Don't Waste My Efforts: Pruning Redundant Sanitizer Checks by Developer-Implemented Type Checks


Yizhuo Zhai, Zhiyun Qian, Chengyu Song, Manu Sridharan, and Trent Jaeger, University of California, Riverside; Paul Yu, U.S. Army Research Laboratory; Srikanth V. Krishnamurthy, University of California, Riverside


Type confusion occurs when C or C++ code accesses an object after casting it to an incompatible type. The security impacts of type confusion vulnerabilities are significant, potentially leading to system crashes or even arbitrary code execution. To mitigate these security threats, both static and dynamic approaches have been developed to detect type confusion bugs. However, static approaches can suffer from excessive false positives, while existing dynamic approaches track type information for each object to enable safety checking at each cast, introducing a high runtime overhead.

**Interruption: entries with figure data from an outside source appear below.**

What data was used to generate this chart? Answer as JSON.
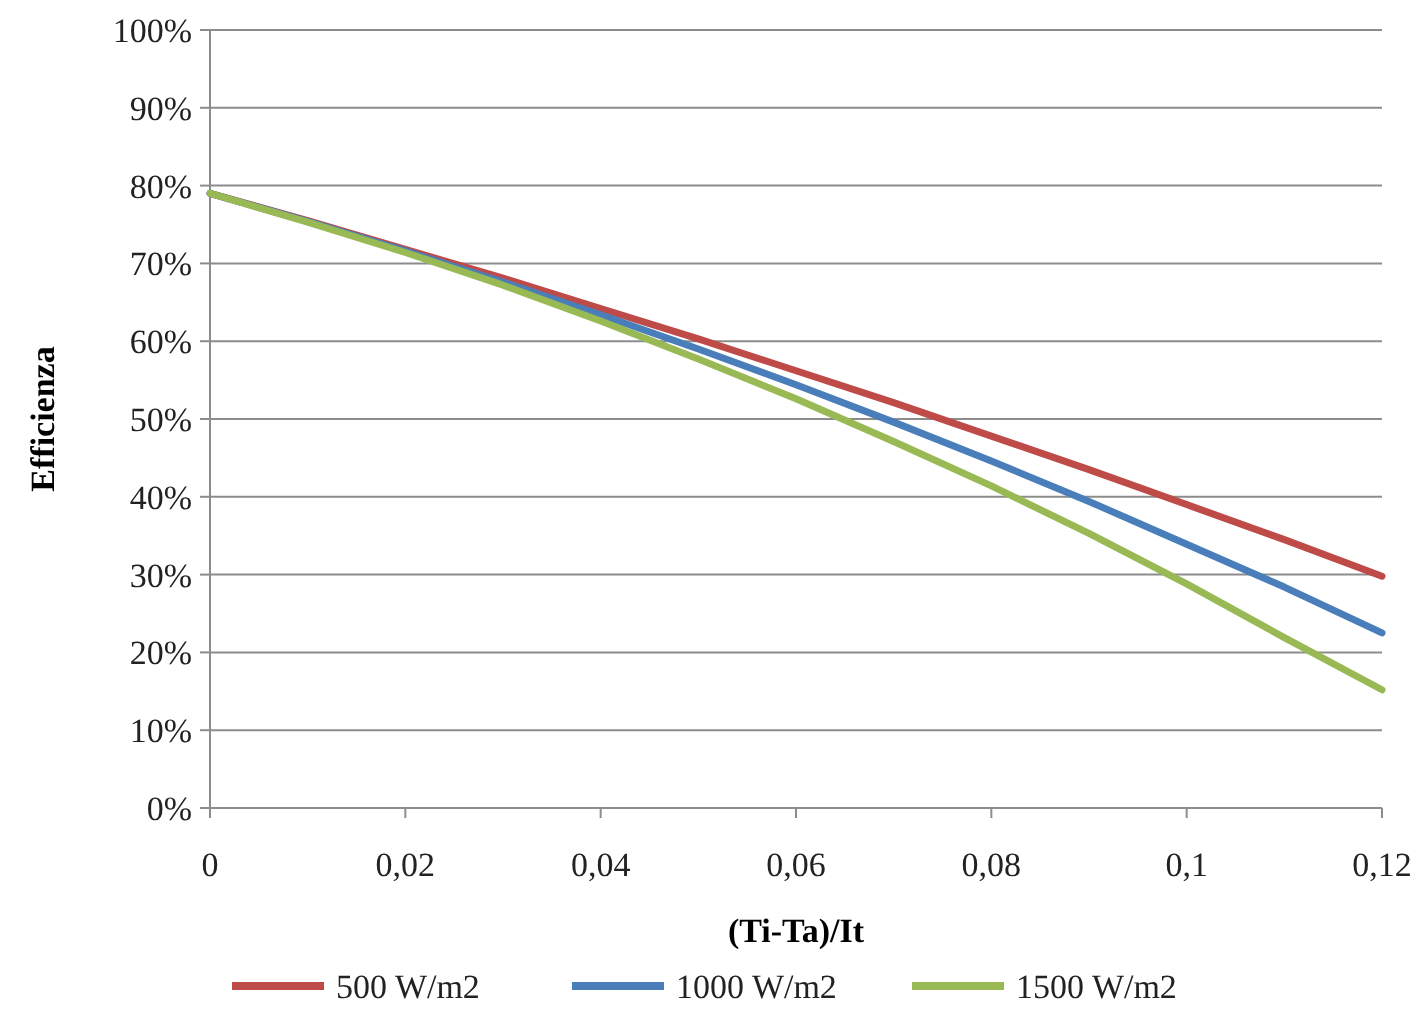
{
  "chart_data": {
    "type": "line",
    "xlabel": "(Ti-Ta)/It",
    "ylabel": "Efficienza",
    "x": [
      0,
      0.01,
      0.02,
      0.03,
      0.04,
      0.05,
      0.06,
      0.07,
      0.08,
      0.09,
      0.1,
      0.11,
      0.12
    ],
    "series": [
      {
        "name": "500 W/m2",
        "color": "#be4b48",
        "values": [
          79,
          75.5,
          71.8,
          68.1,
          64.2,
          60.3,
          56.2,
          52.1,
          47.8,
          43.5,
          39.0,
          34.5,
          29.8
        ]
      },
      {
        "name": "1000 W/m2",
        "color": "#4a7ebb",
        "values": [
          79,
          75.4,
          71.6,
          67.6,
          63.4,
          59.0,
          54.4,
          49.6,
          44.6,
          39.4,
          33.9,
          28.4,
          22.5
        ]
      },
      {
        "name": "1500 W/m2",
        "color": "#98b954",
        "values": [
          79,
          75.3,
          71.4,
          67.2,
          62.6,
          57.7,
          52.6,
          47.1,
          41.4,
          35.3,
          28.8,
          21.9,
          15.2
        ]
      }
    ],
    "xlim": [
      0,
      0.12
    ],
    "ylim": [
      0,
      100
    ],
    "xticks": [
      0,
      {
        "value": 0.02,
        "label": "0,02"
      },
      {
        "value": 0.04,
        "label": "0,04"
      },
      {
        "value": 0.06,
        "label": "0,06"
      },
      {
        "value": 0.08,
        "label": "0,08"
      },
      {
        "value": 0.1,
        "label": "0,1"
      },
      {
        "value": 0.12,
        "label": "0,12"
      }
    ],
    "yticks": [
      {
        "value": 0,
        "label": "0%"
      },
      {
        "value": 10,
        "label": "10%"
      },
      {
        "value": 20,
        "label": "20%"
      },
      {
        "value": 30,
        "label": "30%"
      },
      {
        "value": 40,
        "label": "40%"
      },
      {
        "value": 50,
        "label": "50%"
      },
      {
        "value": 60,
        "label": "60%"
      },
      {
        "value": 70,
        "label": "70%"
      },
      {
        "value": 80,
        "label": "80%"
      },
      {
        "value": 90,
        "label": "90%"
      },
      {
        "value": 100,
        "label": "100%"
      }
    ],
    "grid": "y",
    "legend": "bottom",
    "marker": "none",
    "line_style": "solid"
  }
}
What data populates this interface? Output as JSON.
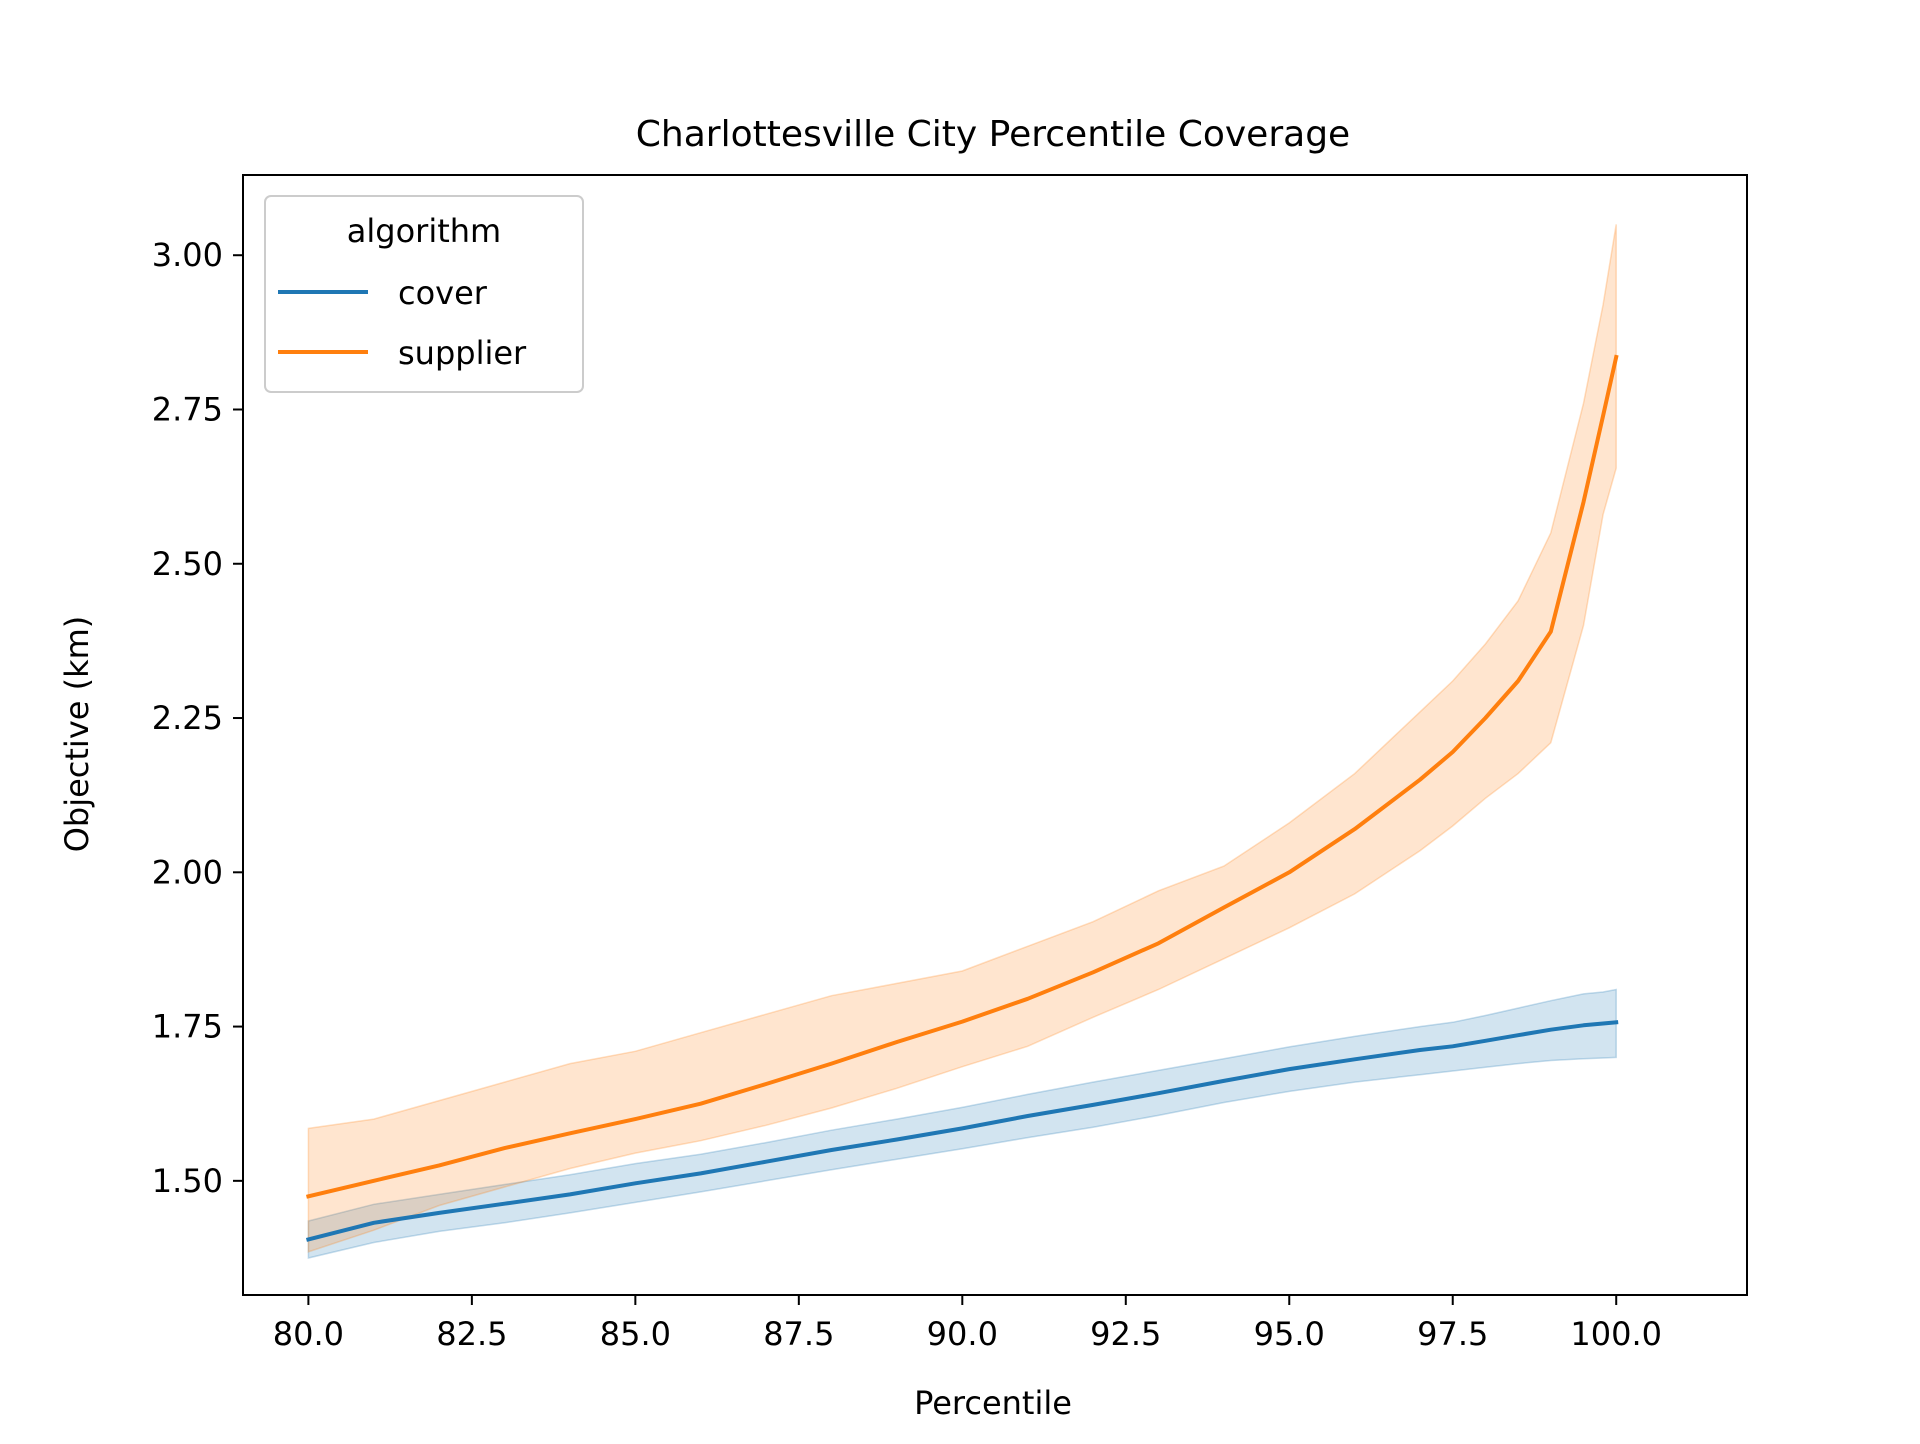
{
  "chart_data": {
    "type": "line",
    "title": "Charlottesville City Percentile Coverage",
    "xlabel": "Percentile",
    "ylabel": "Objective (km)",
    "xlim": [
      79.0,
      102.0
    ],
    "ylim": [
      1.315,
      3.13
    ],
    "xticks": [
      80.0,
      82.5,
      85.0,
      87.5,
      90.0,
      92.5,
      95.0,
      97.5,
      100.0
    ],
    "xtick_labels": [
      "80.0",
      "82.5",
      "85.0",
      "87.5",
      "90.0",
      "92.5",
      "95.0",
      "97.5",
      "100.0"
    ],
    "yticks": [
      1.5,
      1.75,
      2.0,
      2.25,
      2.5,
      2.75,
      3.0
    ],
    "ytick_labels": [
      "1.50",
      "1.75",
      "2.00",
      "2.25",
      "2.50",
      "2.75",
      "3.00"
    ],
    "grid": false,
    "legend": {
      "title": "algorithm",
      "placement": "top-left"
    },
    "x": [
      80,
      81,
      82,
      83,
      84,
      85,
      86,
      87,
      88,
      89,
      90,
      91,
      92,
      93,
      94,
      95,
      96,
      97,
      97.5,
      98,
      98.5,
      99,
      99.5,
      99.8,
      100
    ],
    "series": [
      {
        "name": "cover",
        "color": "#1f77b4",
        "values": [
          1.405,
          1.432,
          1.448,
          1.463,
          1.478,
          1.496,
          1.512,
          1.531,
          1.55,
          1.567,
          1.585,
          1.605,
          1.623,
          1.642,
          1.662,
          1.681,
          1.697,
          1.712,
          1.718,
          1.727,
          1.736,
          1.745,
          1.752,
          1.755,
          1.757
        ],
        "lower": [
          1.375,
          1.4,
          1.418,
          1.432,
          1.448,
          1.465,
          1.482,
          1.5,
          1.518,
          1.535,
          1.552,
          1.57,
          1.587,
          1.606,
          1.627,
          1.645,
          1.66,
          1.672,
          1.678,
          1.684,
          1.69,
          1.695,
          1.698,
          1.699,
          1.7
        ],
        "upper": [
          1.435,
          1.462,
          1.478,
          1.494,
          1.51,
          1.528,
          1.543,
          1.562,
          1.582,
          1.6,
          1.619,
          1.64,
          1.66,
          1.679,
          1.698,
          1.717,
          1.734,
          1.75,
          1.757,
          1.768,
          1.78,
          1.792,
          1.803,
          1.806,
          1.81
        ]
      },
      {
        "name": "supplier",
        "color": "#ff7f0e",
        "values": [
          1.475,
          1.5,
          1.525,
          1.553,
          1.577,
          1.6,
          1.625,
          1.657,
          1.69,
          1.725,
          1.758,
          1.795,
          1.838,
          1.885,
          1.943,
          2.0,
          2.07,
          2.15,
          2.195,
          2.25,
          2.31,
          2.39,
          2.6,
          2.74,
          2.835
        ],
        "lower": [
          1.385,
          1.42,
          1.46,
          1.49,
          1.52,
          1.545,
          1.565,
          1.59,
          1.618,
          1.65,
          1.685,
          1.718,
          1.765,
          1.81,
          1.86,
          1.91,
          1.965,
          2.035,
          2.075,
          2.12,
          2.16,
          2.21,
          2.4,
          2.58,
          2.655
        ],
        "upper": [
          1.585,
          1.6,
          1.63,
          1.66,
          1.69,
          1.71,
          1.74,
          1.77,
          1.8,
          1.82,
          1.84,
          1.88,
          1.92,
          1.97,
          2.01,
          2.08,
          2.16,
          2.26,
          2.31,
          2.37,
          2.44,
          2.55,
          2.76,
          2.92,
          3.05
        ]
      }
    ]
  }
}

In this paper, we present a novel tool T-PRUNIFY to reduce the overhead of dynamic type confusion sanitizers. We observe that in large complex C++ projects, to prevent type confusion bugs, developers often add their own encoding of runtime type information (RTTI) into classes, to enable efficient runtime type checks before casts. T-PRUNIFY works by first identifying these custom RTTI in classes, automatically determining the relationship between field and method return values and the concrete types of corresponding objects. Based on these custom RTTI, T-PRUNIFY can identify cases where a cast is protected by developer-written type checks that guarantee the safety of the cast. Consequently, it can safely remove sanitizer instrumentation for such casts, reducing performance overhead. We evaluate T-PRUNIFY based on HexType, a state-of-the-art type confusion sanitizer that supports extensive C++ projects such as Google Chrome. Our findings demonstrate that our method significantly lowers HexType's average overhead by 25% to 75% in large C++ programs, marking a substantial enhancement in performance.